Meteorologists blamed fierce dry westerlies from the Thar desert, cloudless skies, and relentless solar radiation. Bundelkhand's rocky crust worsens the heat by absorbing it quickly and releasing it slowly after sunset. Southern Uttar Pradesh missed the cooling impact of western disturbances earlier this month, said IMD senior scientist Mohammad Danish. Banda entered heatwave conditions with already elevated temperatures. The hard and stony terrain absorbs heat rapidly under direct sunlight and releases it slowly, making Banda highly vulnerable to extreme temperatures.

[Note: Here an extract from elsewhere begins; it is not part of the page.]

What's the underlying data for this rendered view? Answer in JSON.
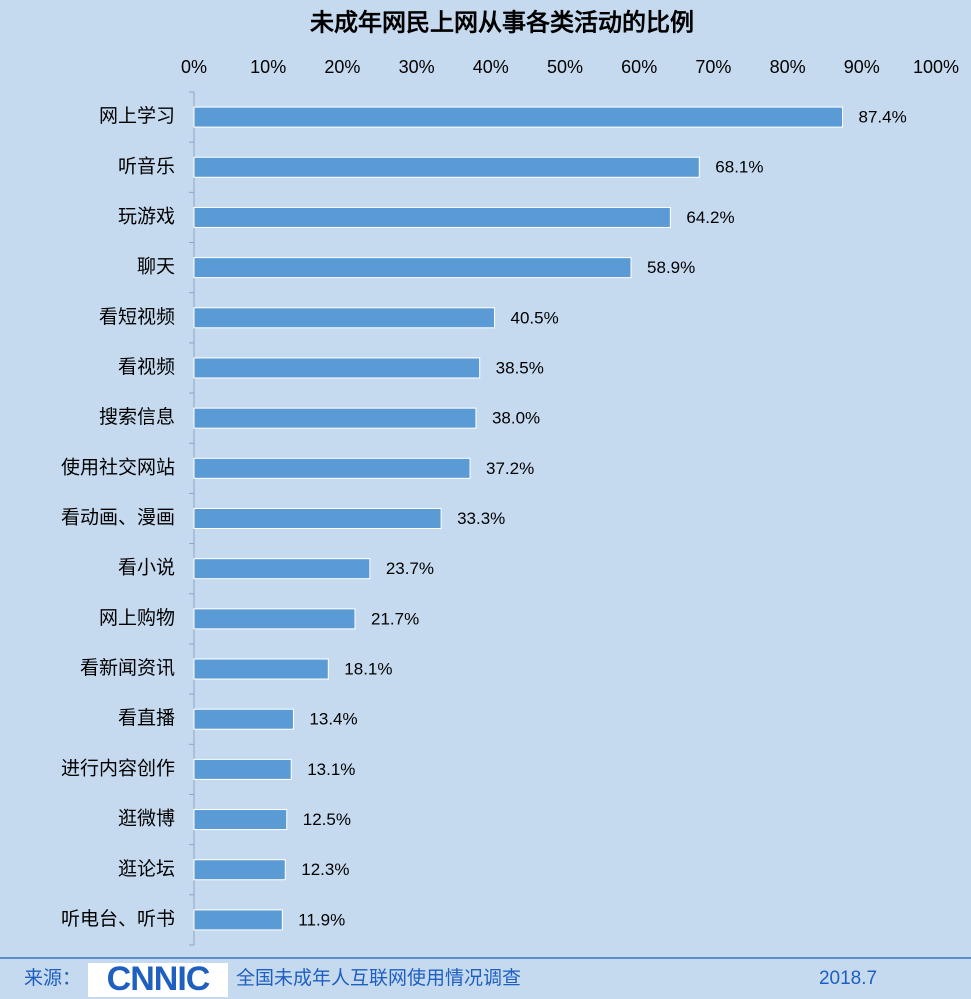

Barren Land and Dying Rivers

Geologists said weather alone is not responsible. Banda has barely 3% green cover across around 105 square kilometers, the lowest in Bundelkhand. In comparison, Chitrakoot has 18% forest cover, Lalitpur 11.5%, and Jhansi 6%. Drying rivers, shrinking groundwater, relentless sand mining, and expanding concrete patches have stripped away the natural cooling systems. Banda's albedo is high, meaning sunlight is trapped instead of being balanced by moisture and vegetation, said geology professor Dhruv Sen Singh. Experts described a vicious cycle: less vegetation means less moisture, less moisture means hotter land, and hotter land kills more vegetation.